'Incendiary'
Rhetoric already described as "incendiary" for the world famous university city, included the words: "bring your families home" and "destination Africa."
People living nearby the park told local newspaper Cambridge News that people are entitled to their own opinion.
'Refugees not welcome' stickers put up in Cambridge park — reaction https://t.co/F4FaScsTWk pic.twitter.com/bhq8NvunNY
— Cambridge News (@CambridgeNewsUK) September 27, 2016
"Everyone has got a right to an opinion," one pensioner said. "A lot of people feel threatened and they are expressing it this way, although it's not the way I would do it," he said.
"I can understand it especially among the older people who feel threatened but everybody who moves to this area knows there are a lot of foreigners here so they have a choice of whether or not they live here."
However, Stefan Haselwimmer, founder of the Cambridge Refugee Resettlement Campaign rejected the stickers, suggesting it was not representative of all people in Cambridge, "who are keen to help refugees."

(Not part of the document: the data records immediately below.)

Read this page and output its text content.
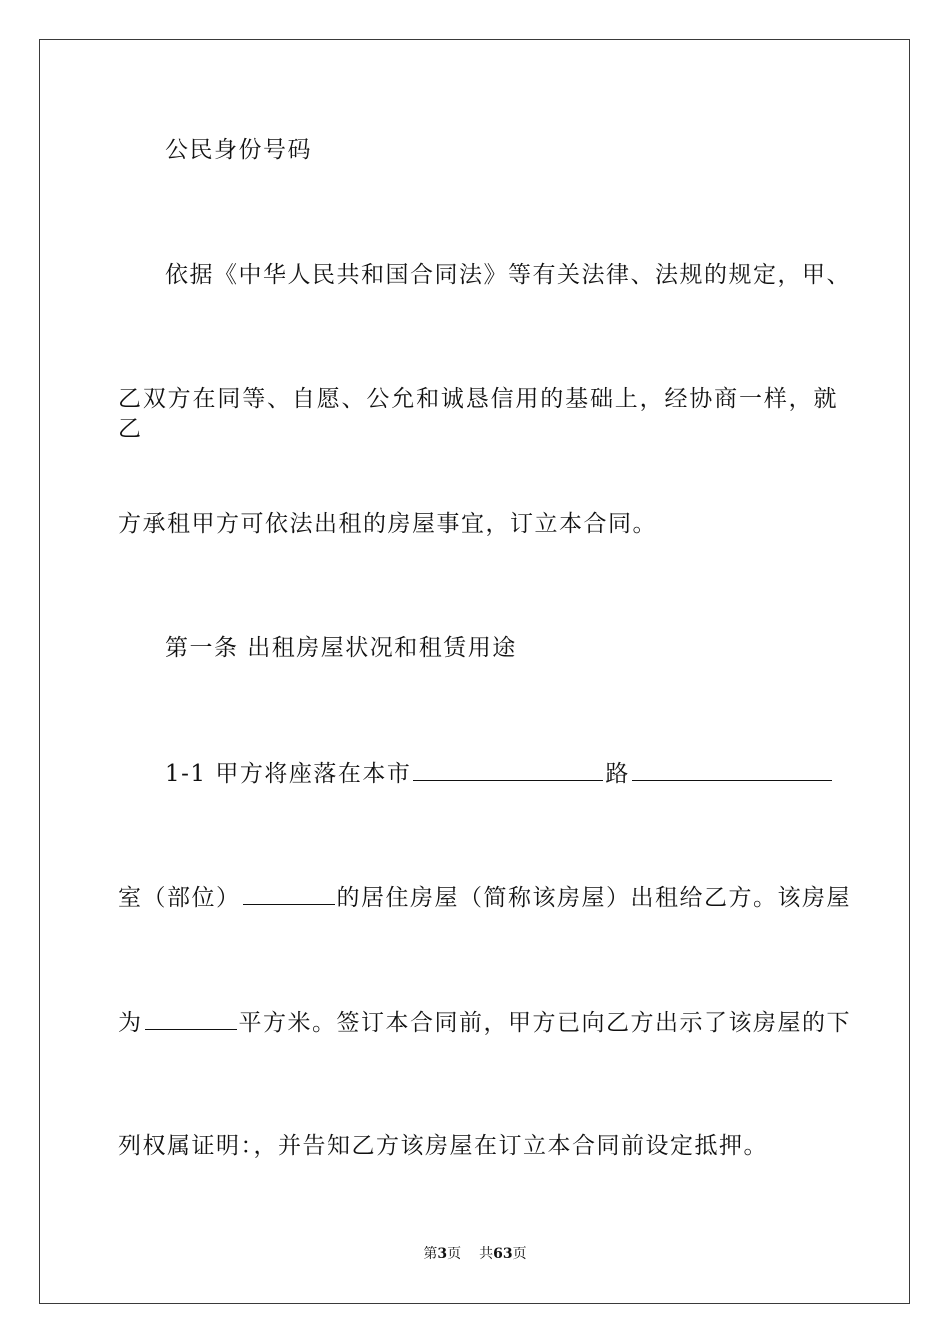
公民身份号码
依据《中华人民共和国合同法》等有关法律、法规的规定，甲、
乙双方在同等、自愿、公允和诚恳信用的基础上，经协商一样，就乙
方承租甲方可依法出租的房屋事宜，订立本合同。
第一条 出租房屋状况和租赁用途
1-1 甲方将座落在本市	路
室（部位）	的居住房屋（简称该房屋）出租给乙方。该房屋
为	平方米。签订本合同前，甲方已向乙方出示了该房屋的下
列权属证明：，并告知乙方该房屋在订立本合同前设定抵押。
第3页 共63页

Re Romsey, if someone's mugged, do media ask "has public mood on violent assault changed"? No, of course not! Compassion/humanity run deep
— Stefan Haselwimmer (@rftimson) September 28, 2016
Indeed, Cambridge has been picked to trial a new scheme in which community groups directly sponsor a refugee family and support them once they are settled in the UK.
Hate crime has increased by almost 50 percent across Britain, suspected of being fueled by the Brexit vote and refugee crisis in Europe.
Explicit graffiti first appeared in Hammersmith, West London, when the area's Polish cultural center was vandalized and had racist graffiti sprayed onto the building not long after the UK's EU referendum was held.
Meanwhile, police are still investigating the murder of a Polish man in Britain's home county of Essex after he was killed outside a take-away shop in Harlow.